The researchers invited 47 young people, aged 15-21, who reported regularly hurting themselves, but were not at risk of suicide, to take part in the study. About 70 percent of the participants were women, which reflects what other research has found regarding the gender divide in self-harm. The participants were given smartphone apps, which contacted the participants several times a day, and asked them to record their feelings and their pain sensitivity before, during and after an episode of self-harm.

We assume people want to avoid pain, but some see self-harm as a way to release the pain they feel.

There were over 140 self-harm episodes over the course of the two-week study. From the data, the researchers saw that people who had a lot of negative emotions at the start of a self-harm episode and who experienced lower levels of physical pain reported multiple self-injuries during that particular episode. Those young people who had high negative emotions and felt more pain were more likely to have more overall episodes over the study period.

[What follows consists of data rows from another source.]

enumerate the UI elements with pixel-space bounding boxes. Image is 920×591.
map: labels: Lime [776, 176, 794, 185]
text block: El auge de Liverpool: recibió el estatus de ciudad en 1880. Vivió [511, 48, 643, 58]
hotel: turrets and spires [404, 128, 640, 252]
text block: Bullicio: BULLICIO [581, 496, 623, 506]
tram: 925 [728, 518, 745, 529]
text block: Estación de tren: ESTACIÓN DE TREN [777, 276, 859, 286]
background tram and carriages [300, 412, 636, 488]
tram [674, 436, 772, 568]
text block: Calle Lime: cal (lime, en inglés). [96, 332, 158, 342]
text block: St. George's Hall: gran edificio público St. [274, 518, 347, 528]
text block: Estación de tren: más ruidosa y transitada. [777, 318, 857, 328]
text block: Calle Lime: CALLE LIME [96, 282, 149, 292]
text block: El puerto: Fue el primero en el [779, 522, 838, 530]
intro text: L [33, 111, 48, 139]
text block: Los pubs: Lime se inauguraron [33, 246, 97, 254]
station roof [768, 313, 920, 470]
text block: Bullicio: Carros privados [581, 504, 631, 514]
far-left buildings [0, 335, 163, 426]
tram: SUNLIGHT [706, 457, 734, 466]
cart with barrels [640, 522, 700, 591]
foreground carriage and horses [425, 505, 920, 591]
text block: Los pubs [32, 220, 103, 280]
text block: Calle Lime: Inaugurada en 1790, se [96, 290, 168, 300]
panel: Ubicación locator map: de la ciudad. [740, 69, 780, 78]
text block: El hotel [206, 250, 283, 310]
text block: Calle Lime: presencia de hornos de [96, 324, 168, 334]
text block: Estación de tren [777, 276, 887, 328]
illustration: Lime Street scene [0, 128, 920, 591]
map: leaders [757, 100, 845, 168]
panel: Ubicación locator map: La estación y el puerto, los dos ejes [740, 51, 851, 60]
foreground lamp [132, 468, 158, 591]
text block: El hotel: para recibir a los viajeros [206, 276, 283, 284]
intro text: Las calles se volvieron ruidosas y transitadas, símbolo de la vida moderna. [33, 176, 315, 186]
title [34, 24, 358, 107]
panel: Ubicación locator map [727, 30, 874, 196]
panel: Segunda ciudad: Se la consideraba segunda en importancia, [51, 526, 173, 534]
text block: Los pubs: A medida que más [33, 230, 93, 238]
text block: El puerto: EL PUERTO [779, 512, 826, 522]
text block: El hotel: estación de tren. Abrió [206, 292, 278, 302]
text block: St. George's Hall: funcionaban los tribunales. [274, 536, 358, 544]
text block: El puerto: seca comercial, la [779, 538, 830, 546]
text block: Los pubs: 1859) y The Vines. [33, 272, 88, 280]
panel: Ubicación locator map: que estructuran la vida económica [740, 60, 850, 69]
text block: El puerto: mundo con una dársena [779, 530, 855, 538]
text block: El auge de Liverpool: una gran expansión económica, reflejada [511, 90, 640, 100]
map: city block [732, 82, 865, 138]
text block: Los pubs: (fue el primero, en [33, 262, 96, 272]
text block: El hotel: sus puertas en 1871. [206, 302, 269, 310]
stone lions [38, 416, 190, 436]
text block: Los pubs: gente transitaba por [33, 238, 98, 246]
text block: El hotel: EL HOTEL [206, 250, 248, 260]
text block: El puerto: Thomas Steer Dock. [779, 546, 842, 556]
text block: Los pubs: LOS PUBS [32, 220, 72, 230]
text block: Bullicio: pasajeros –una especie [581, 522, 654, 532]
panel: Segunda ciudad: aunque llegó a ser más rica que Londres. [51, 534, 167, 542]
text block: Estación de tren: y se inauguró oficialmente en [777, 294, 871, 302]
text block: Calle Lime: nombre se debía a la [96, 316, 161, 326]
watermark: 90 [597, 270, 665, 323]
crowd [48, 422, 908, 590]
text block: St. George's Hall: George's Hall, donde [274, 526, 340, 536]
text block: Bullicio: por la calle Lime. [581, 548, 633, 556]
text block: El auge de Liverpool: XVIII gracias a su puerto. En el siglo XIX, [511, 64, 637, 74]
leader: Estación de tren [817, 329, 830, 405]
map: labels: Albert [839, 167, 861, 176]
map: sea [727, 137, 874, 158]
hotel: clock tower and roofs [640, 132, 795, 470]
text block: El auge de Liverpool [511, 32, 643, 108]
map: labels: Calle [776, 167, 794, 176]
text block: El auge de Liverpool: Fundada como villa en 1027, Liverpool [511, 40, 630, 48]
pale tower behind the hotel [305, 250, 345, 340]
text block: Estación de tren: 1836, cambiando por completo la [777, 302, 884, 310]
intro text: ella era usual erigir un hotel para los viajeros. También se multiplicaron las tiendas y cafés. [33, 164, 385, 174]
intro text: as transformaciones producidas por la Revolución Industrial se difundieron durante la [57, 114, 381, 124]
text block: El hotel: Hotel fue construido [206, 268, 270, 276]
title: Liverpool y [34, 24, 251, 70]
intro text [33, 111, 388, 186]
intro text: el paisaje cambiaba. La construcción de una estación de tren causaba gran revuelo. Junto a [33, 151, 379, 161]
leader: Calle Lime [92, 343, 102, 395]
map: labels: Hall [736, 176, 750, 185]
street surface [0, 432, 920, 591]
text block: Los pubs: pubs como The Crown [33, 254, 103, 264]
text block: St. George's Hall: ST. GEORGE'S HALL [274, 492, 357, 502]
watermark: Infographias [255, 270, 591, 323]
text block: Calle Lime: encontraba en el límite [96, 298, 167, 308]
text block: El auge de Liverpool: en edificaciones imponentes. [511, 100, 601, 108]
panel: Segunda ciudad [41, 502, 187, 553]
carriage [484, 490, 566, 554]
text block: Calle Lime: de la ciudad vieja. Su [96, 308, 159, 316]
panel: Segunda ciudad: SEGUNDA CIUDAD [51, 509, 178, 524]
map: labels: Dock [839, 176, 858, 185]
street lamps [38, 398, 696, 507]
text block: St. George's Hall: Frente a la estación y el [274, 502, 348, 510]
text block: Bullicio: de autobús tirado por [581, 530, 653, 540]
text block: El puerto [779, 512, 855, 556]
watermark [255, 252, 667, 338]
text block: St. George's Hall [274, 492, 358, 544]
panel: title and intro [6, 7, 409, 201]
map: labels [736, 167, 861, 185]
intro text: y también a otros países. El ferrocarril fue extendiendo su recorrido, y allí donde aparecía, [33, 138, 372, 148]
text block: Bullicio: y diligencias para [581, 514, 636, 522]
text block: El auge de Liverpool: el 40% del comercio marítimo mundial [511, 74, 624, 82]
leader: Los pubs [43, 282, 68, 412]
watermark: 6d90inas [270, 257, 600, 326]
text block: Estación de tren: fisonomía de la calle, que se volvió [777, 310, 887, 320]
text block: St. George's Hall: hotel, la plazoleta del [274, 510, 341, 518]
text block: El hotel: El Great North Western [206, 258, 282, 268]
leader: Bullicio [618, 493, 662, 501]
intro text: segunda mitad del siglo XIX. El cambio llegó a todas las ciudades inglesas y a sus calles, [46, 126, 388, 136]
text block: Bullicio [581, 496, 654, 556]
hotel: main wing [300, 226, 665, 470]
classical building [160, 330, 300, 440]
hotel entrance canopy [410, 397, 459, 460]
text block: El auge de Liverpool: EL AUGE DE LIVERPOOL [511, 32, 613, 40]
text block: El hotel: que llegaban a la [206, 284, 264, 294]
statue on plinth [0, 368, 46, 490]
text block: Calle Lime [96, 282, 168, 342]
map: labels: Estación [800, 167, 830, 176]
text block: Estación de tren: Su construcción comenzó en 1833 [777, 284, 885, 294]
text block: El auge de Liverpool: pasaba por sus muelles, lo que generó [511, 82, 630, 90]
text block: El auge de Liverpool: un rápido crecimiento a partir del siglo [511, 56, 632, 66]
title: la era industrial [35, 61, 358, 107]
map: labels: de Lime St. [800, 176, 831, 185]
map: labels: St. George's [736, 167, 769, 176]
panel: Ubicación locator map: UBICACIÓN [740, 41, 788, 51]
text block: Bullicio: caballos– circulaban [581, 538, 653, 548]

“These findings suggest that the individuals who had high emotional distress and instability sought to use physical pain from self-injury more frequently to relieve their emotional distress,” said study author, Edward Selby, in a statement. “It also shows that an absence of pain sensation during self-injury may arise as the behavior worsens and can lead these individuals to be less motivated to seek help.”

The researchers suggest that if doctors and mental health providers are particularly aware of the patterns associated with self-harm, they might be able to better predict a person’s risk in the future.

Beyond that, the study begins to illustrate why people cut themselves or do other forms of self-harm, and the delicate interaction between how a person experiences emotional pain and their physical pain response. More still needs to be done to understand it completely, however.

“The experience of pain during non-suicidal self-injury remains a mystery and can be difficult for clinicians and families to understand because it challenges our assumption that people want to avoid or minimize pain,” said Selby. “However, people who engage in this behavior intentionally and repeatedly inflict physical injury on themselves despite — or perhaps because of — the physical pain it elicits.”

If you or your child is self-harming, speak up; effective treatments, including talk therapy and medication, are out there.

The study was published in the journal Clinical Psychological Science.